You can't have it all.
If the continuous player experience is important, then it needs to be easier to avoid the "wrong" choices, non-death consequences need to be prevalent, or death needs to become a lot less of an obstacle.
There are a variety of ways to accomplish any of those, but the core of the issue is that you can't have characters balanced on the knife's edge of mortal danger all the time without the very real risks of said mortal danger. But this is a game, and so it's expected that the balance will be generally tipped in the players' favor.
Avoiding the wrong choices
My number one suggestion is to provide lots of information to the players on what's going on and what the likely consequences of actions are. If there's a wrong side to align themselves with, and doing so will almost certainly lead to a TPK, then your players need to have enough information to identify that that side is the wrong one before they choose.
This may be difficult in a political intrigue-focused game, but you can find ways to convey relevant information incidentally. If players are being courted by the Order of Plot Cannon Fodder, perhaps you pepper the game with information about how that group's military forces are inferior to others', they have no good political leverage to use, they are seriously mistaken in some of their assumptions, and they don't actually have a plan that leads to success (i.e., phase 1: steal underpants; phase 2: …; phase 3: profits!). This works best if the game is strongly plotted, and factions are pre-destined to succeed or fail at specific times in specific ways.
If the setting is less rigid and you want player agency to matter more, then it should be less pre-defined for certain factions to be the wrong choices. It may be the case that either group A or group B will fall during the first chapter, but the players' involvement with one or the other will be decisive in which group it is that collapses. The one they choose is fundamentally right, because the next missions will be to damage the other group and lead to its downfall.
But if choosing the wrong option between A and B results in death (and the end of the story/experience you want to convey), then you aren't really presenting a choice. If there's no meaningful choice to be had, then don't pretend that there is just so that the players can effectively end the story early through arbitrary failure.
This is the one I've used most in my politically-focused games. It's possible to soften the consequences of a wrong choice in many circumstances. In the heat of battle, bad decisions may well lead to PC death. But outside of that a pack of scheming, unscrupulous individuals might try to find other options. A party that makes a bad choice, angering the leader of group A, might lead to that leader killing them through means the party cannot resist. Or that leader might leverage the party's mistake as blackmail material, or a source of misinformation to foster, or imprison them for later use, or PCs are tortured in ways that have mechanical consequences (maybe a persistent stat penalty, disadvantage against certain creatures or groups, or something), or any number of other elements.
The point here being that while death may be a plausible, thematically appropriate outcome to mistakes you don't have to use it. PC death can still be an ever-present danger without being the sole danger the PCs face. I would imagine that in the Nine Hells there are many fates worse than death but which a PC might escape or be rescued from in some way.

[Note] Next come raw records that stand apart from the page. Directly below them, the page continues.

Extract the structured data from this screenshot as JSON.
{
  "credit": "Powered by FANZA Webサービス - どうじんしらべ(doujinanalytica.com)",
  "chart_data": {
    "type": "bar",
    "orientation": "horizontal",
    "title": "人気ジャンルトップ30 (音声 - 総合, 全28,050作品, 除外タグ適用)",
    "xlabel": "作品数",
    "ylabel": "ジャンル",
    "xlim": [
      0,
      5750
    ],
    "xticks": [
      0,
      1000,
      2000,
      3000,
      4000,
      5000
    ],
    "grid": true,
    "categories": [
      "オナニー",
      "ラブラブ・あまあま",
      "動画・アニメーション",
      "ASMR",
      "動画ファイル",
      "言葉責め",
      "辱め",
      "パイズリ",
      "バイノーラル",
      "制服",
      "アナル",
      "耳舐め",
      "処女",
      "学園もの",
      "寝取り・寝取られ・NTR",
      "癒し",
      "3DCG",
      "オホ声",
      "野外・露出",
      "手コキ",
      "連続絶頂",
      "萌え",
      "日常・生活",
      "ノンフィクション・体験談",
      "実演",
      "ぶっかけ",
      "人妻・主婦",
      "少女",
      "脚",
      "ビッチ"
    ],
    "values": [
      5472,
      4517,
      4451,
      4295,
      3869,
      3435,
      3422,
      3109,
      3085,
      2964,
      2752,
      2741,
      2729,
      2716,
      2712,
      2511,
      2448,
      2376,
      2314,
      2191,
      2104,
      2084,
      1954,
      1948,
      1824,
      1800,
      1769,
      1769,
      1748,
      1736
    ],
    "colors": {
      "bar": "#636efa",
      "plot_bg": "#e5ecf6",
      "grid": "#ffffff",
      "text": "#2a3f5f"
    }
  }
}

Death is really just an inconvenience
This is my least favorite of the three options because I think it's hard to pull off well, but it definitely is an option. Many of the other answers have suggested approaches to this, so I won't rehash them here, but this is the ultimate backstop. If a TPK doesn't end the story or break character continuity, then the risk evaporates.
The major reason I don't like this option is that it imposes significant worldbuilding issues (as other answers also point out). An antagonist is unlikely to consider a TPK a good way to deal with the PCs after a wrong choice because that won't really hinder the PCs. As a result, NPCs assigning missions will probably not consider mortal risk to be at all important, and it would not be plausible for NPC antagonists to prefer killing to other alternatives (like permanent maiming and imprisonment).
The main point being that permanently stopping the PCs is almost certainly going to be the antagonists' goal. Normally a TPK will accomplish that, which is why antagonists try to kill PCs. If a TPK won't cut it, then antagonists won't put much effort into that approach and would instead focus on some alternative that will accomplish the same mechanical goal.
The other reason I don't like it is that it drains most of the tension from scenarios that D&D provides. Death is a serious, though not insurmountable, consequence and so players try to avoid it. The risk creates excitement and makes player choices meaningful. If the consequences of death are basically nothing at all, then that excitement is gone. It can be replaced with other sources of excitement, but that can be difficult to do. What would the PCs by trying to avoid if death is irrelevant?